Pertemuan Jokowi dan Prabowo, Ajak Bangsa Indonesia Bersatu

pertemuan Jokowi dan Prabowo di Stasiun MRT Lebak Bulus dianggap sebagai upaya rekonsiliasi nasional.

Pertemuan 2 tokoh nasional Joko Widodo dan Prabowo Subianto adalah pertemuan bersejarah bagi perjalanan bangsa Indonesia kedepan. Pertemuan ini bukan hanya pertemuan antara 2 tokoh, pertemuan Jokowi dan Prabowo pasca Pilpres 2019 dianggap sebagai angin segar yang akan mampu mengahiri polarisasi antara kedua kubu.

Pertemuan Jokowi dan Prabowo ini juga menjadi sebuah penantian panjang bagi banyak orang. Pertemuan ini menjadi momen penting sebagai rekonsiliasi untuk menyatukan kembali elemen masyarakat yang sempat terpecah karena Pilpres 2019.

Dalam pertemuan di stasiun MRT Lebak Bulus yang dilanjutkan bersama-sama menuju ke stasiun MRT Senayan pada Sabtu 13 Juli 2019, Jokowi dan Prabowo juga menampakan kemesraan layaknya sahabat dan bukan sebagai rival.

Prabowo menyatakan bahwa kompetisi Pilpres adalah perhelatan anak bangsa yang seyogyanya tidak diahiri dengan permusuhan. Mantan Danjem Kopassus tersebut juga meminta setelah Pilpres, sudah tidak ada lagi kubu-kubuan.

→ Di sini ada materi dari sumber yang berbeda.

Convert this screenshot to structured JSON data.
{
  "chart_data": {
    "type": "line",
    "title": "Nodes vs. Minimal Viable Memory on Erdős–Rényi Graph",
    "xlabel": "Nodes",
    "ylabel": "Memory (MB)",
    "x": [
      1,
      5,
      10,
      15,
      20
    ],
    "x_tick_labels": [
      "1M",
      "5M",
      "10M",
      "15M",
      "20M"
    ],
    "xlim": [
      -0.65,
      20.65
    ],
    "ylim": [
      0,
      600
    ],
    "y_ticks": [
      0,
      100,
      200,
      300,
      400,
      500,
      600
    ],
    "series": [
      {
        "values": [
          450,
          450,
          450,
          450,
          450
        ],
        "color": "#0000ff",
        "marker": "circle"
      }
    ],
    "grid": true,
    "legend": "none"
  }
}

“Saya mengerti banyak yang mungkin masih emosional, kita mengerti banyak hal yang harus kita perbaiki. Kita sama-sama anak bangsa, patriot dan sama-sama berbuat yang terbaik untuk bangsa dan negara,” tegas Prabowo.

Jokowi dan Prabowo di MRT
Jokowi dan Prabowo di MRT

Mengenai Pemerintahan Jokowi-Maruf Amin kedepan, Prabowo pun menyatakan bahwa tugas Jokowi adalah pengabdian yang maha berat, untuk dirinya siap membantu. Ia juga menegaskan bahwa apabila sekali-kali melempar kritikan, bukan karena ketidak sukaan akan tetapi sebagai ‘chek and balance’ dari sebuah Pemerintahan.

“Saya ucapakan kepada beliau (Jokowi) selamat bekerja. Menjadi presiden itu adalah mengabdi, jadi masalah yang beliau pikul itu besar. Kami siap membantu untuk kepentingan rakyat. Tapi kami minta maaf kalau kami mengkritisi sekali-kali, karena demokrasi butuh check and balance.” ujarnya.

Senada dengan Prabowo, Jokowi sendiri menyatakan bahwa usai Pilpres, maka semua melebur dalam satu barisan yakni Persatuan Indonesia. Jokowi meminta kepada seluruh pendukung manapun untuk menghilangkan segala kebencian dan merajut kebersamaan.

“Jangan ada lagi Cebong atau Kampret ! Semua adalah bangsa Indonesia,” tegas Jokowi.

Sementara disinggung mengenai wacana koalisi, Jokowi menegaskan bahwa ia tak mungkin memutuskanya sendiri. Jokowi menyatakan bahwa koalisi adalah wewenang Koalisi Indonesia Kerja mapun Koalisi Merah Putih. Namun yang pasti, ia meyakinkan bahwa dirinya dan Prabowo punya niat baik bagi bangsa Indonesia.

“Mengenai pembahasan koalisi saya harus ngomong apa adanya, saya harus juga merundingkan diskusikan dengan sahabat saya di Koalisi Indonesia Kerja” tegas Jokowi.